There’s no denying the severity of the short-term issues, but the funding hiccups also reflect a market in flux. We speak to pension funds and others who regard infrastructure investment as a “natural fit”, to quote one. The returns can seem modest compared to other asset classes – such as private equity – but there are secure, long-term cashflows and usefully higher yields than, for example, government bonds. Some big money needs to be thrown at global infrastructure, and instutuional investors in particular are the key to making this happen.
Fortunately, they’re rising to the challenge. But most won’t go along with some of the more opportunistic, short term moves that, over the past month, have seen companies such as Babcock and Brown hit troubled waters. These new investors are after stable, long term returns. They don’t like deals to be too highly leveraged. And they’re wary of taking market risk, ruling out some of the brownfield investment proposals of recent years.

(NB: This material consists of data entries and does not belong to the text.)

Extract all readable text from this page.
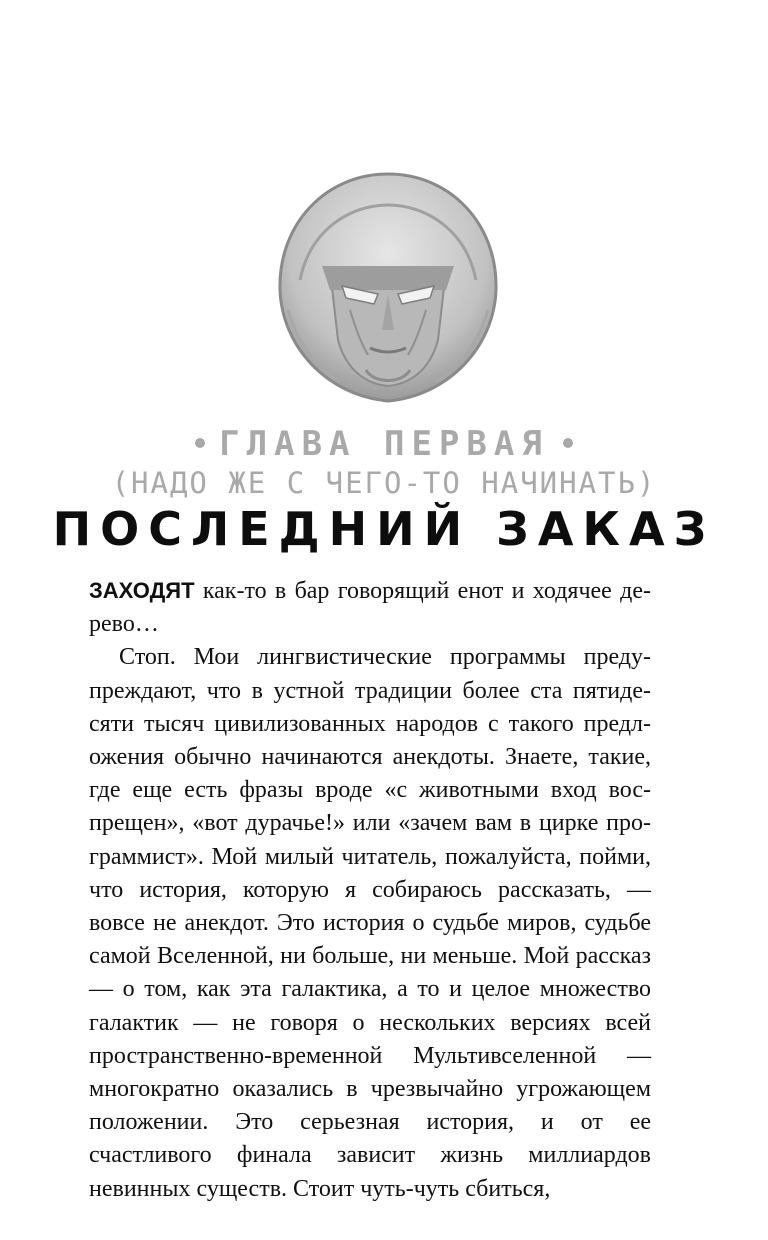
ГЛАВА ПЕРВАЯ
(НАДО ЖЕ С ЧЕГО-ТО НАЧИНАТЬ)
ПОСЛЕДНИЙ ЗАКАЗ

ЗАХОДЯТ как-то в бар говорящий енот и ходячее дерево…

Стоп. Мои лингвистические программы предупреждают, что в устной традиции более ста пятидесяти тысяч цивилизованных народов с такого предложения обычно начинаются анекдоты. Знаете, такие, где еще есть фразы вроде «с животными вход воспрещен», «вот дурачье!» или «зачем вам в цирке программист». Мой милый читатель, пожалуйста, пойми, что история, которую я собираюсь рассказать, — вовсе не анекдот. Это история о судьбе миров, судьбе самой Вселенной, ни больше, ни меньше. Мой рассказ — о том, как эта галактика, а то и целое множество галактик — не говоря о нескольких версиях всей пространственно-временной Мультивселенной — многократно оказались в чрезвычайно угрожающем положении. Это серьезная история, и от ее счастливого финала зависит жизнь миллиардов невинных существ. Стоит чуть-чуть сбиться,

Perhaps the problems at Babcock and elsewhere would have sounded the death knell for strategies like this anyway, with an inevitable shift towards greater equity stakes and a much clearer risk-reward profile. But the fundraising crisis will force the market to mature much more quickly – and that must be a good thing, as governments around the world look to private finance for essential infrastructure they cannot afford to neglect.